Se, por um lado, essa transformação é entendida de forma horizontal, envolvendo diferentes atores, por outro, pode também ser entendida a partir do próprio fazer, que pressupõe aqui a inclusão das diferentes possibilidades decorrentes do uso das tecnologias de informação e comunicação.

Interessa-nos debater ações de cunho cultural a partir de formulações, desenvolvimentos, implementações ou análises, entretanto, priorizamos ações que buscam fomentar processos que favoreçam a constituição de sujeitos reflexivos e produtores de conteúdo, em amplo sentido, em oposição àquelas que se voltam a questões de complementação de ensino formal, ou ainda à formação de público com característica de consumidores passivos.

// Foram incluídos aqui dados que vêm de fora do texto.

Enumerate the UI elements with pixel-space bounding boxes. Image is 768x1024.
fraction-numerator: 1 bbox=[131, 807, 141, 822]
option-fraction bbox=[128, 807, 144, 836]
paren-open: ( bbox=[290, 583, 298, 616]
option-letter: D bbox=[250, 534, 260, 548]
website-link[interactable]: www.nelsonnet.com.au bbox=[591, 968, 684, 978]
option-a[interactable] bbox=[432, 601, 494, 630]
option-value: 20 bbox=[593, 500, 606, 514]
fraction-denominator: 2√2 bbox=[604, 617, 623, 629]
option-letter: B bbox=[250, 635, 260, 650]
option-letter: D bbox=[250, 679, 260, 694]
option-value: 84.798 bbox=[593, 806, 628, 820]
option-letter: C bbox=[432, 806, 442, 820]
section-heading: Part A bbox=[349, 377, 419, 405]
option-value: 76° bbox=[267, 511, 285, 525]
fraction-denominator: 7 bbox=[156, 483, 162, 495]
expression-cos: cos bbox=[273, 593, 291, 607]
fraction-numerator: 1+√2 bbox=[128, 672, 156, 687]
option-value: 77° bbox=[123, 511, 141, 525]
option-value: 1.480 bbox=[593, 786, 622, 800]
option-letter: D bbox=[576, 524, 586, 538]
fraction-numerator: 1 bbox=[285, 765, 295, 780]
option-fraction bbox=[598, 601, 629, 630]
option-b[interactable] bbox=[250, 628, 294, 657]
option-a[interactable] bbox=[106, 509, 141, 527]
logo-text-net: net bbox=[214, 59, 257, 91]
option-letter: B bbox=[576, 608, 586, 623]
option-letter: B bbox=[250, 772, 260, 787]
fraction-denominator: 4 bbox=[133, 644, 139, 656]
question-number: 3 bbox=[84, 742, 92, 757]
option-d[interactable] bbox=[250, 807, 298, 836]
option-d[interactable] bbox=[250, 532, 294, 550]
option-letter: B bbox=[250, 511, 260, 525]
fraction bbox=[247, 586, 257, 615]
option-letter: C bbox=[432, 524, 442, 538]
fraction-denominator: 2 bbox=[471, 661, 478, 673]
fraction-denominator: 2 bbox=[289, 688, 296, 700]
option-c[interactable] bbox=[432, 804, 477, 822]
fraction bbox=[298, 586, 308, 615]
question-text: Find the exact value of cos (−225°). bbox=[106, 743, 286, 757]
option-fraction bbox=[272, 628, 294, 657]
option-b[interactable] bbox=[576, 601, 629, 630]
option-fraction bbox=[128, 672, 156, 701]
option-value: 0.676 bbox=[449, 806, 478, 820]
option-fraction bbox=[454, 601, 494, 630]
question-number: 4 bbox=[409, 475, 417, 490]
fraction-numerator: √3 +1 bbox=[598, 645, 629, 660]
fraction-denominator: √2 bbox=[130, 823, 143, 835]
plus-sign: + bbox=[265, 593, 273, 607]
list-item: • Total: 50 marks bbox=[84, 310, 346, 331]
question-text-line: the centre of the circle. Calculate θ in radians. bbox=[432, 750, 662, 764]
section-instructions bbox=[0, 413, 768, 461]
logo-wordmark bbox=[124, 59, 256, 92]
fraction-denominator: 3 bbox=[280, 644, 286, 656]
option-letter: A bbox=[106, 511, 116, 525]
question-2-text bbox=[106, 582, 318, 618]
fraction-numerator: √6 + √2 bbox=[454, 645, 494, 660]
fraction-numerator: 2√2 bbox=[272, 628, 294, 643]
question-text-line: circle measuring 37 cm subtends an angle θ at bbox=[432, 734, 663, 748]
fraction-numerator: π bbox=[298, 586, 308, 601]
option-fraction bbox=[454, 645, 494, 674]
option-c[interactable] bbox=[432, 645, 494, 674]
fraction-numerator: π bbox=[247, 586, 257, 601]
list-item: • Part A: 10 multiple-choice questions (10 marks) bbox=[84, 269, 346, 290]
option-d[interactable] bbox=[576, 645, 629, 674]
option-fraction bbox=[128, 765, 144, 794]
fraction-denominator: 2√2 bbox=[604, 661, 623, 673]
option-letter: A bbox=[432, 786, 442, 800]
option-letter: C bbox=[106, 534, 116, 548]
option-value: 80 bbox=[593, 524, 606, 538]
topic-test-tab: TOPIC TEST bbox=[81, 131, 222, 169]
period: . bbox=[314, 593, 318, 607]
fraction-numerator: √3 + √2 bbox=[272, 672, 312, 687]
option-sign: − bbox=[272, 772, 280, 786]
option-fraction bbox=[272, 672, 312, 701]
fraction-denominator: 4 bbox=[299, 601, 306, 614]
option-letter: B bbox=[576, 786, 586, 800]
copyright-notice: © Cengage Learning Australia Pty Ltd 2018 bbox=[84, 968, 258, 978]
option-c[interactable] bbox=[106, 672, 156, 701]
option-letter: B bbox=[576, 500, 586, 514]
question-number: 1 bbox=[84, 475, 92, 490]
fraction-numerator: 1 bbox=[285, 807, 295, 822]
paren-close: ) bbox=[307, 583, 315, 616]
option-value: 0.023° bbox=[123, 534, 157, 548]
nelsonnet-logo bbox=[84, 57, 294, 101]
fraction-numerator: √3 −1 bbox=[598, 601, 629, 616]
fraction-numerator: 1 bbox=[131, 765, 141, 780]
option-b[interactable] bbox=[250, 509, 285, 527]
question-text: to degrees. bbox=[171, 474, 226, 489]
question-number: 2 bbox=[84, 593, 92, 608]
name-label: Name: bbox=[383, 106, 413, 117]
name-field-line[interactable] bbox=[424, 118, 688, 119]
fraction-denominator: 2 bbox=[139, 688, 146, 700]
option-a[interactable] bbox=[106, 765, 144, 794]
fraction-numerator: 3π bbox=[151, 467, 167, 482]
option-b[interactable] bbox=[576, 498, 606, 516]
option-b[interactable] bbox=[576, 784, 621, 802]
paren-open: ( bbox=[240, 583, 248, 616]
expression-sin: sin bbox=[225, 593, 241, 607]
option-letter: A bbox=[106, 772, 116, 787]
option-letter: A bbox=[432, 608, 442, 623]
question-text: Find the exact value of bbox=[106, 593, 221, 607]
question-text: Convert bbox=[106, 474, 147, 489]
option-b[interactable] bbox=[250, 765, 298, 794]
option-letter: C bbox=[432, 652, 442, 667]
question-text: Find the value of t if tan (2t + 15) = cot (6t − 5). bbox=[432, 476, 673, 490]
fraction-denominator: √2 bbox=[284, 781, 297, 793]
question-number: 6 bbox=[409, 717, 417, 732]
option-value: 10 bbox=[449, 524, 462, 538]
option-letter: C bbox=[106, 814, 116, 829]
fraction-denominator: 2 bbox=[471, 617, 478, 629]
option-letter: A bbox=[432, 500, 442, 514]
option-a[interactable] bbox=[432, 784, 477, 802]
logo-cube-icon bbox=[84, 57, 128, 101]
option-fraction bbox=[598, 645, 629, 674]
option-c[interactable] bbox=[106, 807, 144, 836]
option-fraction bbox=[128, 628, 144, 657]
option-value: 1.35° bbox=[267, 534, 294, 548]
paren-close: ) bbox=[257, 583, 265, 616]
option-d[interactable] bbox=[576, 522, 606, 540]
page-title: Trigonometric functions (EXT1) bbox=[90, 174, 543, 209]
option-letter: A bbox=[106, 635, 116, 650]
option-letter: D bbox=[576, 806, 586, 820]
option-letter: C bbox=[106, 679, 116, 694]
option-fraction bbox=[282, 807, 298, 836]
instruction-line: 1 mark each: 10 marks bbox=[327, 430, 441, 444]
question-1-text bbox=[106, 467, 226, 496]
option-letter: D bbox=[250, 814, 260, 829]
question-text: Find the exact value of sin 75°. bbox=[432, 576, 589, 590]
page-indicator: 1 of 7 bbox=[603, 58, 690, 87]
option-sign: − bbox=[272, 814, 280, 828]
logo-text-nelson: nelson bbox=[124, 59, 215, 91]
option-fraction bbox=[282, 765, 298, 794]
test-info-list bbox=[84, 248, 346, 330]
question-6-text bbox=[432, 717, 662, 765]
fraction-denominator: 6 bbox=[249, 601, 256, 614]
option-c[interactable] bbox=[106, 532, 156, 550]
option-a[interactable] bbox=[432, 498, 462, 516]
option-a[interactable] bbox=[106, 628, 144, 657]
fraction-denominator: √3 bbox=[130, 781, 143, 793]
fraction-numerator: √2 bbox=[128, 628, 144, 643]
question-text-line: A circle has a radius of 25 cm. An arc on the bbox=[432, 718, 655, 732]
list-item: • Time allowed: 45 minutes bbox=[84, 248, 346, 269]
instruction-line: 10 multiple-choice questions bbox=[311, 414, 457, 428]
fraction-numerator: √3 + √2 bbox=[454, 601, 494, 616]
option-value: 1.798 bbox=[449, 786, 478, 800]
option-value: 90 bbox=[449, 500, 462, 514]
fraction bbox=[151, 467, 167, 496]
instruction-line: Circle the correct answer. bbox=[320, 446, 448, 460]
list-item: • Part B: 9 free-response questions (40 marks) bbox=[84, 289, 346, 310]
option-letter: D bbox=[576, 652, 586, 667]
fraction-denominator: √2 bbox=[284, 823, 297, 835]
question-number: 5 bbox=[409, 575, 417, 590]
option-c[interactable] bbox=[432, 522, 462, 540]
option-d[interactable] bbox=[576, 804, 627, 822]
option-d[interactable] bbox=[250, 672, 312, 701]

Em oposição a trabalhos que abordem exclusivamente práticas de ensino-aprendizagem, que tenham como foco, por exemplo, a realização de workshops com um fim em si mesmos, interessam-nos relatos, reflexões e produtos que envolvam processos que propiciem reverberações, que sejam abertos o suficiente para que possam emegir conteúdos não derterminados à priori. Procuramos entender práticas sujeitas à imprevisibilidade, que possam sugerir inputs a outros processos.

No contexto do fomento de práticas dessa natureza, buscamos aprofundar a reflexão do papel do uso qualificado de meios digitais, e isso inclui tanto etapas de idealização, planejamento, como fases de implementação e desdobramentos.

São bem-vindos trabalhos que se voltam ao papel dos diferentes atores envolvidos em ações com esse caráter, sejam agentes ou produtores culturais, alocados em instituições públicas ou privadas, acadêmicas ou comunitárias, em organizações do terceiro setor, coletivos de arte, de cultura digital, dentre outros grupos de realizadores.

Considerando o olhar que vem de diferentes áreas do conhecimento e atores, buscamos expandir a interlocução em torno desse tema, presente nas discussões teóricas mais amplas das ciências sociais, das artes, da educação, da filosofia, das políticas públicas, dos estudos sobre sustentabilidade sócio-ambiental, entre outras, e em pesquisas transdisciplinares aplicadas. Tal tema está também na agenda – e nas práticas – de coletivos ligados a expressões artísticas diversas e à cultura digital, de artistas ligados à artemídia, dos grupos ligados aos movimentos de Mídia Livre, dentre outros.